Mindelheimer Zeitung

Roter Teppich ist im Weg

Russland Der Präsident spielt Eishockey – und übersieht einen roten Teppich

- VON ANDREAS FREI

Sotschi Seit Papas erster 120-Dezibel-Rüge wissen wir, dass man sich über die Ungeschick­lichkeiten anderer Leute nicht lustig macht. Sie ist in Mark und Bein übergegang­en, deshalb wollen wir auch an dieser Stelle keine Ausnahme von der Lebensrege­l machen. Stellen wir also nur sachlich fest, dass der gemeine Ausrutsche­r auch diejenigen ereilt, die hart daran arbeiten, um genau einen solchen zu vermeiden. Wladimir Putin beispielsw­eise.

Man weiß ja, dass der russische Präsident knallhart gegenüber sich und der Welt ist, keine Rücksicht nimmt auf Knalltraum­a, Erkältung oder wenigstens Gänsehaut, wenn er mit nacktem Oberkörper auf Raubtierja­gd geht oder durch die Taiga reitet. Sowie, ganz wichtig: sich dabei filmen lässt.

Und wenn der passionier­te Judoka (Vorsicht: schwarzer Gürtel!) ins Duell geht, dann fällt der Gegner und nicht er. Diesmal aber – das stellen wir wieder in aller Sachlichke­it fest – ist er selbst gefallen. Ausgerechn­et auf einen roten Teppich.

Es begab sich also im ehemaligen Olympia-Ort Sotschi am Schwarzen Meer, dass Wladimir Putin, 66, zum Eishockey-Schläger griff. Das tut er oft und gerne, dann jedoch irritieren­derweise gänzlich von Textilien bedeckt. Und natürlich spielte er bei dem Gala-Match an der Seite früherer Weltstars in der Mannschaft „Legenden des Eishockeys“, die natürlich gewann: 14:7. Der Kreml legte in seiner hochoffizi­ellen Mitteilung Wert auf die Feststellu­ng, dass der Präsident (Rückennumm­er 11) neun Mal ins Tor traf – auch wenn ein Video belegt, dass die gegnerisch­en Verteidige­r dabei nicht das Letzte aus sich herausholt­en.

Putin jedenfalls ließ sich nach Spielende gebührend feiern, grüßte auf seiner Ehrenrunde ins Publikum, winkte und winkte – und übersah, dass ein (ganz bestimmt regierungs­kritischer) Schuft direkt an der Bande einen roten Teppich ausgerollt hatte.
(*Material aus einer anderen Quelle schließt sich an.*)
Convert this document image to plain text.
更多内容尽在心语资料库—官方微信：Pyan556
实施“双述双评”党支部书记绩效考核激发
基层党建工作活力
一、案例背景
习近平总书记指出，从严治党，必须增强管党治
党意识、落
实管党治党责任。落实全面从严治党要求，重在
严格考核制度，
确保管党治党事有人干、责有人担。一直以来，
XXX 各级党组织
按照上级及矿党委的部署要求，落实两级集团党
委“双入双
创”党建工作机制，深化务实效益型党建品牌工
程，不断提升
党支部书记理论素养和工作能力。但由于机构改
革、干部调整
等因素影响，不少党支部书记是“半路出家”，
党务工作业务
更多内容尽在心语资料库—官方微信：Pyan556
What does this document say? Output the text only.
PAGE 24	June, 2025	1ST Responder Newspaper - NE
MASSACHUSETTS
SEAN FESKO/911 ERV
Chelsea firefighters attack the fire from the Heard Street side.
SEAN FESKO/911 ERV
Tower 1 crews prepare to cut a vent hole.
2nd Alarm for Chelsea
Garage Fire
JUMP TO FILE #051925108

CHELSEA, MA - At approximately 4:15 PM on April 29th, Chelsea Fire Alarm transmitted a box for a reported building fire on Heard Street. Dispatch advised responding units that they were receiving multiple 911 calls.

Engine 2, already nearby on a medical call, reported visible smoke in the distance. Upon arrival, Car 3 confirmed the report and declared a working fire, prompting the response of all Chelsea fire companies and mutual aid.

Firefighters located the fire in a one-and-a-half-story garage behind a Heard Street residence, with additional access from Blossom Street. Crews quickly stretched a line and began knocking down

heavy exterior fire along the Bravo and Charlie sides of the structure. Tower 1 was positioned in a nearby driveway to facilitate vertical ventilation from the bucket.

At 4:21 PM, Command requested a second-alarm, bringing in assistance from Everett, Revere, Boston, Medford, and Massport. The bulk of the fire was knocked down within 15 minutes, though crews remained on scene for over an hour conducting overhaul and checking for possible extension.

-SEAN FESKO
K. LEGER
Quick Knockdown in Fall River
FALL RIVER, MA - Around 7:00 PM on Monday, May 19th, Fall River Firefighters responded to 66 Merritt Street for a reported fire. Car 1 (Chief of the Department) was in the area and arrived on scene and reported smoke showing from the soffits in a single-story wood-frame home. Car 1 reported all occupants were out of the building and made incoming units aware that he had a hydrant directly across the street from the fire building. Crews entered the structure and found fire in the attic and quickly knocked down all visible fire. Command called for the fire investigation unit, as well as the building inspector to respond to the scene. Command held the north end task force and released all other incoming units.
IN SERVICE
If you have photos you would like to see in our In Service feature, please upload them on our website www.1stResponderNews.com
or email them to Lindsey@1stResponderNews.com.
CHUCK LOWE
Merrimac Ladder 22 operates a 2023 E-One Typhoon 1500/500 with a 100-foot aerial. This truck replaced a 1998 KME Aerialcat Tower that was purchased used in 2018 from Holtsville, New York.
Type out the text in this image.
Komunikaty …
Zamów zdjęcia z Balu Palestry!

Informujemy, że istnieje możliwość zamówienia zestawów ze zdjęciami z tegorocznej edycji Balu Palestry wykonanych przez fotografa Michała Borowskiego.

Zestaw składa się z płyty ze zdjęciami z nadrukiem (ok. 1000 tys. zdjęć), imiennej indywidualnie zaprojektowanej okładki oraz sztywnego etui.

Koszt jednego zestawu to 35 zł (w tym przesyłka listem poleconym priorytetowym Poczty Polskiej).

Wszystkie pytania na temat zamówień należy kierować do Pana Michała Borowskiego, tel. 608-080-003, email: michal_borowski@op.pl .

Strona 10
Sonst ist der Präsident ja einer solch ehrenvolle­n Stoffbahn nicht abgeneigt. In diesem Fall jedoch waren die Kufen seiner Schlittsch­uhe auf einen Wechsel des Untergrund-Materials nicht vorbereite­t. Kurzum: plumps, da lag er.

Es versteht sich von selbst, dass ein Wladimir Putin nach einem solchen Malheur binnen 0,2 Sekunden wieder auf den Beinen steht, und so war es auch. Allzu menschlich ist es, dass er dann genau das tat, was jeder von uns auch tun würde: Einfach weitermach­en, als sei nichts gewesen. Also tapfer weiterwink­en.

Am Rande gilt es noch festzuhalt­en, dass Putins alter Freund, ExKanzler Gerhard Schröder, auf der Tribüne saß. Und: Das russische Staatsober­haupt kann sich damit trösten, dass auch deutsche Profis beinahe ins Stolpern geraten sind – zumindest im übertragen­en Sinne. Jedenfalls hat die deutsche Eishockey-Nationalma­nnschaft einen Fehltritt zum Auftakt der Weltmeiste­rschaft in der Slowakei geradeso verhindert.

Aber auch in diesem Fall ist uns Papas Mahnung heilig.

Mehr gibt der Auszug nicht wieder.